Justify the given limit: $\lim_{n\to\infty}$ ${\sqrt[8]{n^2+1}-\sqrt[4]{n+1}}=0$

Question

I'd like to know how to formally show this limit is zero.

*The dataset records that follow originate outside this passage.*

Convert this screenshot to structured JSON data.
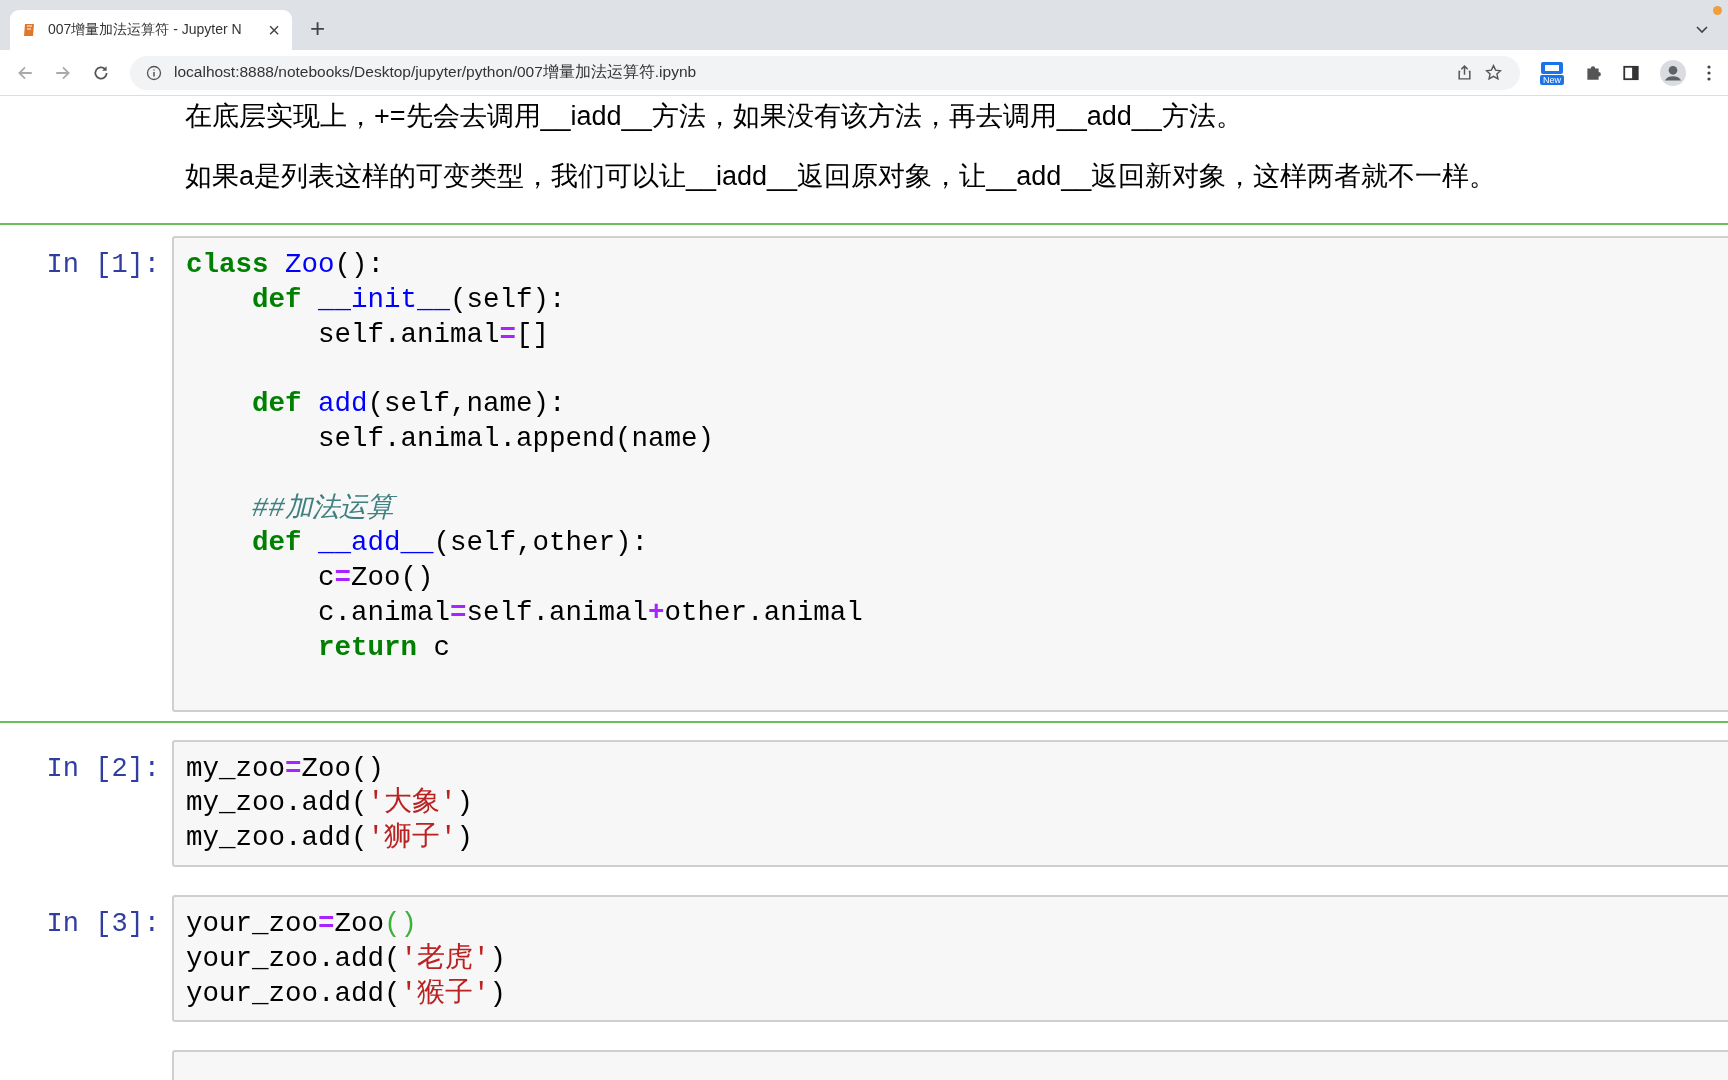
{
  "browser": {
    "tab": {
      "title": "007增量加法运算符 - Jupyter N",
      "close": "×",
      "selected": true
    },
    "new_tab": "+",
    "url": "localhost:8888/notebooks/Desktop/jupyter/python/007增量加法运算符.ipynb",
    "extension_badge": "New"
  },
  "markdown": [
    "在底层实现上，+=先会去调用__iadd__方法，如果没有该方法，再去调用__add__方法。",
    "如果a是列表这样的可变类型，我们可以让__iadd__返回原对象，让__add__返回新对象，这样两者就不一样。"
  ],
  "cells": [
    {
      "prompt": "In [1]:",
      "selected": true,
      "lines": [
        {
          "tokens": [
            {
              "text": "class",
              "kind": "keyword"
            },
            {
              "text": " Zoo",
              "kind": "name"
            },
            {
              "text": "():",
              "kind": "plain"
            }
          ]
        },
        {
          "tokens": [
            {
              "text": "    def",
              "kind": "keyword"
            },
            {
              "text": " __init__",
              "kind": "name"
            },
            {
              "text": "(self):",
              "kind": "plain"
            }
          ]
        },
        {
          "tokens": [
            {
              "text": "        self.animal",
              "kind": "plain"
            },
            {
              "text": "=",
              "kind": "operator"
            },
            {
              "text": "[]",
              "kind": "plain"
            }
          ]
        },
        {
          "gap_before": true,
          "tokens": [
            {
              "text": "    def",
              "kind": "keyword"
            },
            {
              "text": " add",
              "kind": "name"
            },
            {
              "text": "(self,name):",
              "kind": "plain"
            }
          ]
        },
        {
          "tokens": [
            {
              "text": "        self.animal.append(name)",
              "kind": "plain"
            }
          ]
        },
        {
          "gap_before": true,
          "tokens": [
            {
              "text": "    ##加法运算",
              "kind": "comment"
            }
          ]
        },
        {
          "tokens": [
            {
              "text": "    def",
              "kind": "keyword"
            },
            {
              "text": " __add__",
              "kind": "name"
            },
            {
              "text": "(self,other):",
              "kind": "plain"
            }
          ]
        },
        {
          "tokens": [
            {
              "text": "        c",
              "kind": "plain"
            },
            {
              "text": "=",
              "kind": "operator"
            },
            {
              "text": "Zoo()",
              "kind": "plain"
            }
          ]
        },
        {
          "tokens": [
            {
              "text": "        c.animal",
              "kind": "plain"
            },
            {
              "text": "=",
              "kind": "operator"
            },
            {
              "text": "self.animal",
              "kind": "plain"
            },
            {
              "text": "+",
              "kind": "operator"
            },
            {
              "text": "other.animal",
              "kind": "plain"
            }
          ]
        },
        {
          "tokens": [
            {
              "text": "        return",
              "kind": "keyword"
            },
            {
              "text": " c",
              "kind": "plain"
            }
          ]
        }
      ]
    },
    {
      "prompt": "In [2]:",
      "selected": false,
      "lines": [
        {
          "tokens": [
            {
              "text": "my_zoo",
              "kind": "plain"
            },
            {
              "text": "=",
              "kind": "operator"
            },
            {
              "text": "Zoo()",
              "kind": "plain"
            }
          ]
        },
        {
          "tokens": [
            {
              "text": "my_zoo.add(",
              "kind": "plain"
            },
            {
              "text": "'大象'",
              "kind": "string"
            },
            {
              "text": ")",
              "kind": "plain"
            }
          ]
        },
        {
          "tokens": [
            {
              "text": "my_zoo.add(",
              "kind": "plain"
            },
            {
              "text": "'狮子'",
              "kind": "string"
            },
            {
              "text": ")",
              "kind": "plain"
            }
          ]
        }
      ]
    },
    {
      "prompt": "In [3]:",
      "selected": false,
      "lines": [
        {
          "tokens": [
            {
              "text": "your_zoo",
              "kind": "plain"
            },
            {
              "text": "=",
              "kind": "operator"
            },
            {
              "text": "Zoo",
              "kind": "plain"
            },
            {
              "text": "()",
              "kind": "bracket_match"
            }
          ]
        },
        {
          "tokens": [
            {
              "text": "your_zoo.add(",
              "kind": "plain"
            },
            {
              "text": "'老虎'",
              "kind": "string"
            },
            {
              "text": ")",
              "kind": "plain"
            }
          ]
        },
        {
          "tokens": [
            {
              "text": "your_zoo.add(",
              "kind": "plain"
            },
            {
              "text": "'猴子'",
              "kind": "string"
            },
            {
              "text": ")",
              "kind": "plain"
            }
          ]
        }
      ]
    },
    {
      "selected": false
    }
  ]
}
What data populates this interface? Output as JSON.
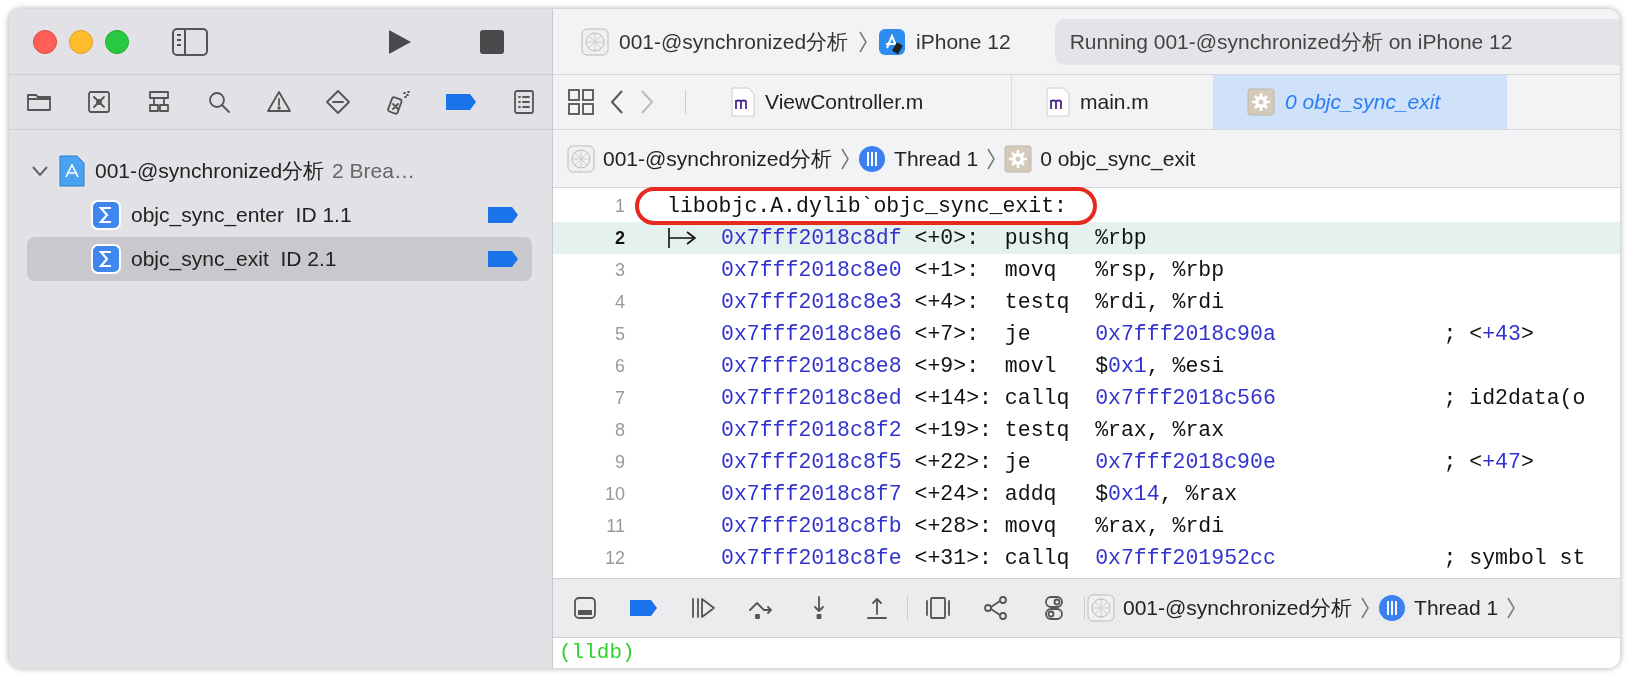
{
  "toolbar": {
    "scheme": "001-@synchronized分析",
    "destination": "iPhone 12",
    "status": "Running 001-@synchronized分析 on iPhone 12"
  },
  "navigator_tabs": [
    {
      "kind": "folder",
      "selected": false
    },
    {
      "kind": "source-control",
      "selected": false
    },
    {
      "kind": "hierarchy",
      "selected": false
    },
    {
      "kind": "search",
      "selected": false
    },
    {
      "kind": "warning",
      "selected": false
    },
    {
      "kind": "test",
      "selected": false
    },
    {
      "kind": "debug",
      "selected": false
    },
    {
      "kind": "breakpoint",
      "selected": true
    },
    {
      "kind": "report",
      "selected": false
    }
  ],
  "breakpoints": {
    "project": {
      "name": "001-@synchronized分析",
      "detail": "2 Brea…",
      "expanded": true
    },
    "items": [
      {
        "name": "objc_sync_enter",
        "id": "ID 1.1",
        "enabled": true,
        "selected": false
      },
      {
        "name": "objc_sync_exit",
        "id": "ID 2.1",
        "enabled": true,
        "selected": true
      }
    ]
  },
  "history": {
    "back_enabled": true,
    "forward_enabled": false
  },
  "editor_tabs": [
    {
      "kind": "source",
      "label": "ViewController.m",
      "selected": false
    },
    {
      "kind": "source",
      "label": "main.m",
      "selected": false
    },
    {
      "kind": "frame",
      "label": "0 objc_sync_exit",
      "selected": true
    }
  ],
  "jump_bar": [
    {
      "kind": "project",
      "label": "001-@synchronized分析"
    },
    {
      "kind": "thread",
      "label": "Thread 1"
    },
    {
      "kind": "frame",
      "label": "0 objc_sync_exit"
    }
  ],
  "code": {
    "lines": [
      {
        "number": "1",
        "kind": "label",
        "text": "libobjc.A.dylib`objc_sync_exit:",
        "annotated": true
      },
      {
        "number": "2",
        "kind": "instruction",
        "current": true,
        "address": "0x7fff2018c8df",
        "offset": "<+0>:",
        "mnemonic": "pushq",
        "operands": [
          {
            "text": "%rbp",
            "kind": "plain"
          }
        ]
      },
      {
        "number": "3",
        "kind": "instruction",
        "current": false,
        "address": "0x7fff2018c8e0",
        "offset": "<+1>:",
        "mnemonic": "movq",
        "operands": [
          {
            "text": "%rsp, %rbp",
            "kind": "plain"
          }
        ]
      },
      {
        "number": "4",
        "kind": "instruction",
        "current": false,
        "address": "0x7fff2018c8e3",
        "offset": "<+4>:",
        "mnemonic": "testq",
        "operands": [
          {
            "text": "%rdi, %rdi",
            "kind": "plain"
          }
        ]
      },
      {
        "number": "5",
        "kind": "instruction",
        "current": false,
        "address": "0x7fff2018c8e6",
        "offset": "<+7>:",
        "mnemonic": "je",
        "operands": [
          {
            "text": "0x7fff2018c90a",
            "kind": "number"
          }
        ],
        "comment": [
          {
            "text": "; <",
            "kind": "plain"
          },
          {
            "text": "+43",
            "kind": "number"
          },
          {
            "text": ">",
            "kind": "plain"
          }
        ]
      },
      {
        "number": "6",
        "kind": "instruction",
        "current": false,
        "address": "0x7fff2018c8e8",
        "offset": "<+9>:",
        "mnemonic": "movl",
        "operands": [
          {
            "text": "$",
            "kind": "plain"
          },
          {
            "text": "0x1",
            "kind": "number"
          },
          {
            "text": ", %esi",
            "kind": "plain"
          }
        ]
      },
      {
        "number": "7",
        "kind": "instruction",
        "current": false,
        "address": "0x7fff2018c8ed",
        "offset": "<+14>:",
        "mnemonic": "callq",
        "operands": [
          {
            "text": "0x7fff2018c566",
            "kind": "number"
          }
        ],
        "comment": [
          {
            "text": "; id2data(o",
            "kind": "plain"
          }
        ]
      },
      {
        "number": "8",
        "kind": "instruction",
        "current": false,
        "address": "0x7fff2018c8f2",
        "offset": "<+19>:",
        "mnemonic": "testq",
        "operands": [
          {
            "text": "%rax, %rax",
            "kind": "plain"
          }
        ]
      },
      {
        "number": "9",
        "kind": "instruction",
        "current": false,
        "address": "0x7fff2018c8f5",
        "offset": "<+22>:",
        "mnemonic": "je",
        "operands": [
          {
            "text": "0x7fff2018c90e",
            "kind": "number"
          }
        ],
        "comment": [
          {
            "text": "; <",
            "kind": "plain"
          },
          {
            "text": "+47",
            "kind": "number"
          },
          {
            "text": ">",
            "kind": "plain"
          }
        ]
      },
      {
        "number": "10",
        "kind": "instruction",
        "current": false,
        "address": "0x7fff2018c8f7",
        "offset": "<+24>:",
        "mnemonic": "addq",
        "operands": [
          {
            "text": "$",
            "kind": "plain"
          },
          {
            "text": "0x14",
            "kind": "number"
          },
          {
            "text": ", %rax",
            "kind": "plain"
          }
        ]
      },
      {
        "number": "11",
        "kind": "instruction",
        "current": false,
        "address": "0x7fff2018c8fb",
        "offset": "<+28>:",
        "mnemonic": "movq",
        "operands": [
          {
            "text": "%rax, %rdi",
            "kind": "plain"
          }
        ]
      },
      {
        "number": "12",
        "kind": "instruction",
        "current": false,
        "address": "0x7fff2018c8fe",
        "offset": "<+31>:",
        "mnemonic": "callq",
        "operands": [
          {
            "text": "0x7fff201952cc",
            "kind": "number"
          }
        ],
        "comment": [
          {
            "text": "; symbol st",
            "kind": "plain"
          }
        ]
      }
    ]
  },
  "debug_bar": {
    "controls": [
      {
        "kind": "console-toggle"
      },
      {
        "kind": "breakpoints",
        "on": true
      },
      {
        "kind": "continue"
      },
      {
        "kind": "step-over"
      },
      {
        "kind": "step-into"
      },
      {
        "kind": "step-out"
      }
    ],
    "tools": [
      {
        "kind": "view-debugger"
      },
      {
        "kind": "memory-graph"
      },
      {
        "kind": "environment"
      }
    ],
    "jump_bar": [
      {
        "kind": "project",
        "label": "001-@synchronized分析"
      },
      {
        "kind": "thread",
        "label": "Thread 1"
      }
    ]
  },
  "console": {
    "prompt": "(lldb)"
  }
}
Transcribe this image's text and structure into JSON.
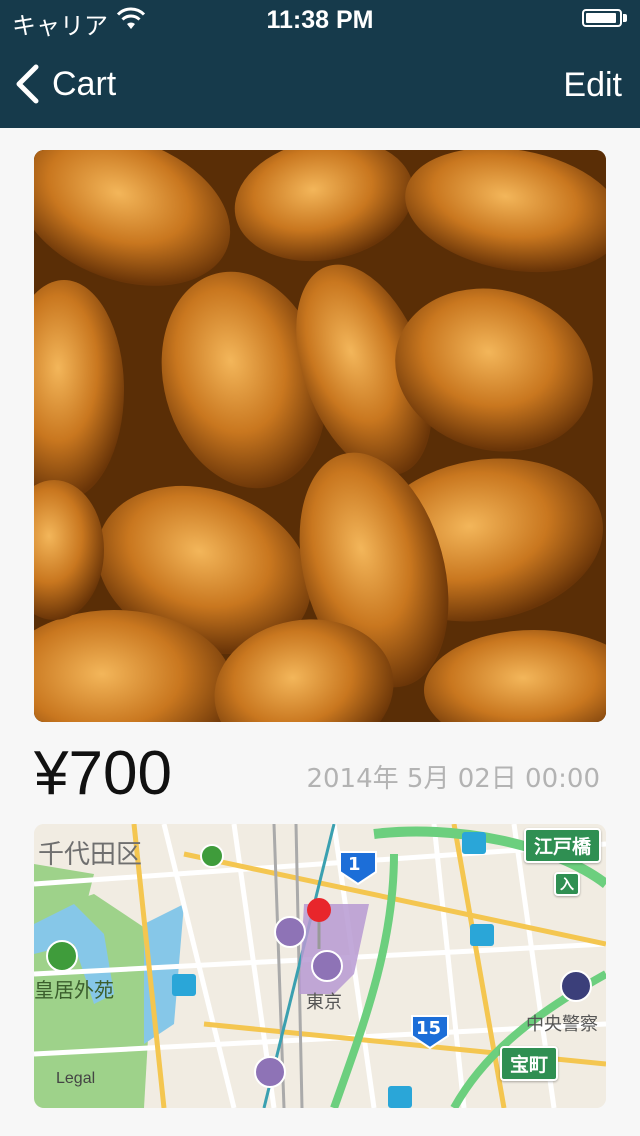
{
  "status_bar": {
    "carrier": "キャリア",
    "time": "11:38 PM"
  },
  "nav": {
    "back_label": "Cart",
    "edit_label": "Edit"
  },
  "item": {
    "price": "¥700",
    "date": "2014年 5月 02日 00:00"
  },
  "map": {
    "ward_label": "千代田区",
    "garden_label": "皇居外苑",
    "station_label": "東京",
    "police_label": "中央警察",
    "sign_edobashi": "江戸橋",
    "sign_takaracho": "宝町",
    "sign_entrance": "入",
    "route_1": "1",
    "route_15": "15",
    "legal": "Legal"
  },
  "colors": {
    "nav_bar": "#163a4b",
    "background": "#f7f7f7",
    "date_text": "#b3b3b3",
    "pin": "#e8262b"
  }
}
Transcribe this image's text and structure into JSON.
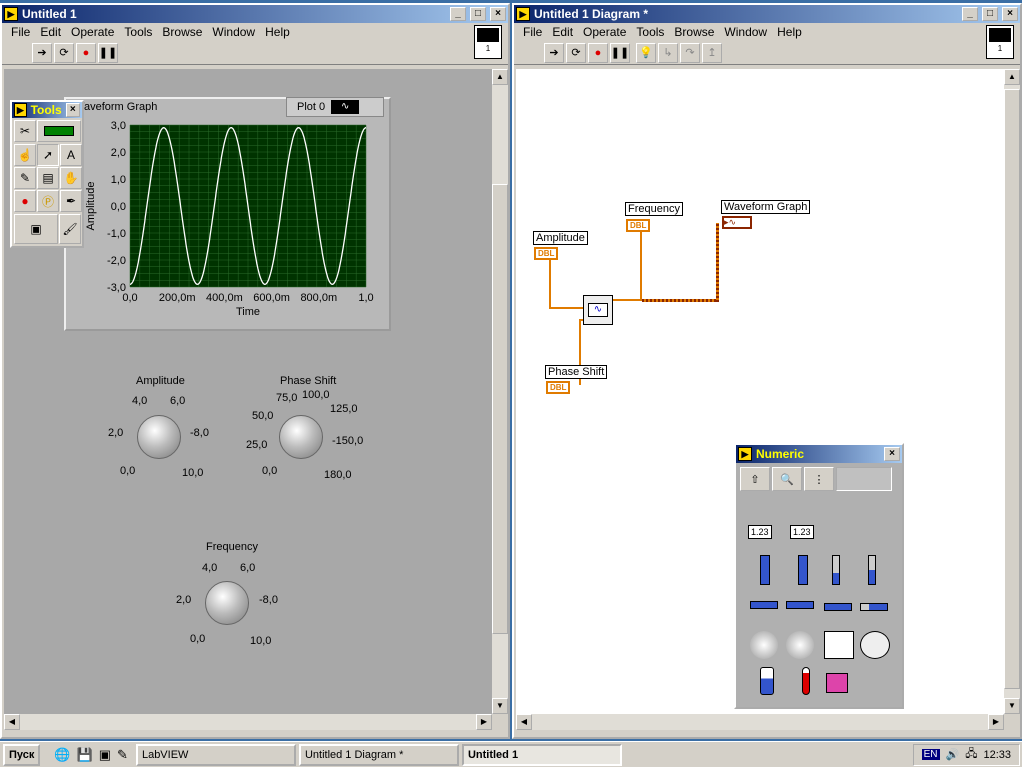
{
  "front": {
    "title": "Untitled 1",
    "menu": [
      "File",
      "Edit",
      "Operate",
      "Tools",
      "Browse",
      "Window",
      "Help"
    ],
    "vi_index": "1"
  },
  "graph": {
    "label": "Waveform Graph",
    "plot_legend": "Plot 0",
    "ylabel": "Amplitude",
    "xlabel": "Time",
    "yticks": [
      "3,0",
      "2,0",
      "1,0",
      "0,0",
      "-1,0",
      "-2,0",
      "-3,0"
    ],
    "xticks": [
      "0,0",
      "200,0m",
      "400,0m",
      "600,0m",
      "800,0m",
      "1,0"
    ]
  },
  "chart_data": {
    "type": "line",
    "title": "Waveform Graph",
    "xlabel": "Time",
    "ylabel": "Amplitude",
    "xlim": [
      0,
      1
    ],
    "ylim": [
      -3,
      3
    ],
    "series": [
      {
        "name": "Plot 0",
        "function": "sine",
        "amplitude": 2.9,
        "cycles": 3.5,
        "phase_deg": -90
      }
    ],
    "grid": true,
    "background": "#003300",
    "line_color": "#ffffff"
  },
  "knobs": {
    "amplitude": {
      "label": "Amplitude",
      "ticks": [
        "4,0",
        "6,0",
        "2,0",
        "-8,0",
        "0,0",
        "10,0"
      ]
    },
    "phase": {
      "label": "Phase Shift",
      "ticks": [
        "75,0",
        "100,0",
        "125,0",
        "50,0",
        "25,0",
        "-150,0",
        "0,0",
        "180,0"
      ]
    },
    "frequency": {
      "label": "Frequency",
      "ticks": [
        "4,0",
        "6,0",
        "2,0",
        "-8,0",
        "0,0",
        "10,0"
      ]
    }
  },
  "tools": {
    "title": "Tools"
  },
  "diagram": {
    "title": "Untitled 1 Diagram *",
    "menu": [
      "File",
      "Edit",
      "Operate",
      "Tools",
      "Browse",
      "Window",
      "Help"
    ],
    "vi_index": "1",
    "nodes": {
      "amplitude": "Amplitude",
      "frequency": "Frequency",
      "graph": "Waveform Graph",
      "phase": "Phase Shift"
    },
    "term_dbl": "DBL"
  },
  "numeric": {
    "title": "Numeric",
    "num_a": "1.23",
    "num_b": "1.23"
  },
  "taskbar": {
    "start": "Пуск",
    "tasks": [
      "LabVIEW",
      "Untitled 1 Diagram *",
      "Untitled 1"
    ],
    "lang": "EN",
    "clock": "12:33"
  }
}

$$\lim_{n\to\infty}{\sqrt[8]{n^2+1}-\sqrt[4]{n+1}}=0$$

Answer 1

Hint: (not the only way through)

Think of it as $$\sqrt[8]{n^2+1}-\sqrt[8]{(n+1)^2}=\frac {\sqrt[4]{n^2+1}-\sqrt[4]{(n+1)^2}}{\sqrt[8]{n^2+1}+\sqrt[8]{(n+1)^2}}$$ then $$\sqrt[4]{n^2+1}-\sqrt[4]{(n+1)^2}=\frac {\sqrt{n^2+1}-\sqrt{(n+1)^2}}{\sqrt[4]{n^2+1}+\sqrt[4]{(n+1)^2}}$$ and $$\sqrt{n^2+1}-\sqrt{(n+1)^2}=\frac {n^2+1-(n+1)^2}{\sqrt{n^2+1}+\sqrt{(n+1)^2}}$$

Answer 2

Because $\frac{7}{4}>1$ and $$\sqrt[8]{n^2+1}-\sqrt[4]{n+1}=\frac{n^2-(n+1)^2}{\sqrt[8]{n^2+1)^7}+...+\sqrt[4]{(n+1)^7}}\rightarrow0$$

Answer 3

$$ \sqrt[8]{n^2+1}=\left(n^2\left(1+\frac{1}{n^2}\right)\right)^{1/8}=n^{1/4}\left(1+\frac{1}{8n^2}+o\left(\frac{1}{n^2}\right)\right) $$ and $$ \sqrt[4]{n+1}=\left(n\left(1+\frac{1}{n}\right)\right)^{1/4}=n^{1/4}\left(1+\frac{1}{4n}+o\left(\frac{1}{n}\right)\right) $$ You get that

$$ \sqrt[8]{n^2+1}-\sqrt[4]{n+1}=n^{1/4}\left(\frac{1}{8n^2}-\frac{1}{4n}+o\left(\frac{1}{n^2}\right)\right)\underset{n \rightarrow +\infty}{\rightarrow}0 $$

Answer 4

$$(n^2+1)^{1/8}=n^{1/4}(1+n^{-2})^{1/8}=n^{1/4}+O(n^{-7/4}),$$ $$(n+1)^{1/4}=n^{1/4}(1+n^{-1})^{1/4}=n^{1/4}+O(n^{-3/4})$$ etc.